Why, I heard once of a church who had to deal with a person who was homeless and lived in the woods outside the church. And because he didn’t have a place to shower, he came smelling like he lived in the woods, and folks were polite enough, but it got to be pretty significant, and some folks started to complain.
            Well, this man went to the pastor and announced his intention to join the church.  This is the place for me, he said.  I like the preaching, the choir sounds nice, the communion bread tastes good, I want to join. And she said—the pastor said—I’d like to let you in, really I would, but let me talk to the church, you know, because this is not quite as easy as just saying the vows.
            You know what?  The pastor called a big meeting.  The man who was homeless wasn’t there, of course, because that would have just been awkward, and we don’t do so well with awkward in the church.  But everybody else showed up and packed the sanctuary so full that someone brought cheese and crackers for everybody and put them in the next room.

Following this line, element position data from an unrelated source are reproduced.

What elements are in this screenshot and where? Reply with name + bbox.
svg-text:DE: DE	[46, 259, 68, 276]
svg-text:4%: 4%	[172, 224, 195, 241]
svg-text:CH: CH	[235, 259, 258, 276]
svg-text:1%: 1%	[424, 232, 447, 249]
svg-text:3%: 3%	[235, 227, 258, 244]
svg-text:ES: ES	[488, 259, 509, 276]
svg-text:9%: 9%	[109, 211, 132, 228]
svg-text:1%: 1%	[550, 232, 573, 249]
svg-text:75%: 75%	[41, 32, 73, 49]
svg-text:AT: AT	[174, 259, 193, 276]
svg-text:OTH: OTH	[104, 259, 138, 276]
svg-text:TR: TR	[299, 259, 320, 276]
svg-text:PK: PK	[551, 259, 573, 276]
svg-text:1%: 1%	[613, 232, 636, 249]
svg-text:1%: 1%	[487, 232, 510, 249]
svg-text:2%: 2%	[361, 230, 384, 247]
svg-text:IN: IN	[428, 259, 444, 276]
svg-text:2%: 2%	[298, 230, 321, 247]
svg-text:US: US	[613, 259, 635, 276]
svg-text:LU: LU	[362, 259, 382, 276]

            Oh, it was long and ugly.  Its just not church business unless it’s long and ugly; you know that.  The pastor got up to speak, and I wasn’t there but I imagine that she said something about it being a difficult situation, and how people were going to disagree, and how it was all right to have strong opinions, how they would make the proper concessions in light of the situation, but it was the right thing to do.  You’ve said this stuff before, maybe not in such circumstances, but you know what she said.  She might’ve read the parable of the Wheat and the Weeds.  It applies pretty well, I think.
            And when the pastor was done, well, preaching, really, she sat down and people came up to the microphone, one by one, and you’ve never heard such hate come from people’s mouths.  I mean, never.  The people who wanted to accept the man were called reckless.  The people who didn’t want to accept the man were called judgmental.  And so it went, and worse, for hours.
            Well, after it all, after several hours of side-ways glances and under-the-breath comments, and with the cheese and crackers left untouched, they had a vote.  And you know what they voted, don’t you?
            Naturally, they voted to let the homeless man into the congregation, and they voted to kick all the judgmental folks straight to the curb, out of the church, where they didn’t really have much to be judgmental about.  And the church was happy, you see, because they were setting a model of a perfect, loving church for all to see.  And people came from miles around just to see the happy, progressive, open-minded church that let in the man who was homeless, that didn’t judge him one bit because all the judgmental folks were gone, because, everybody knows, there is no room in God’s church for judgmental folks.


            All right, maybe that’s not quite how it all ended, but do you feel as I do? They didn’t kick out all the judgmental folks, but is there a small part of you, deep down in your tangled roots, that wishes they had?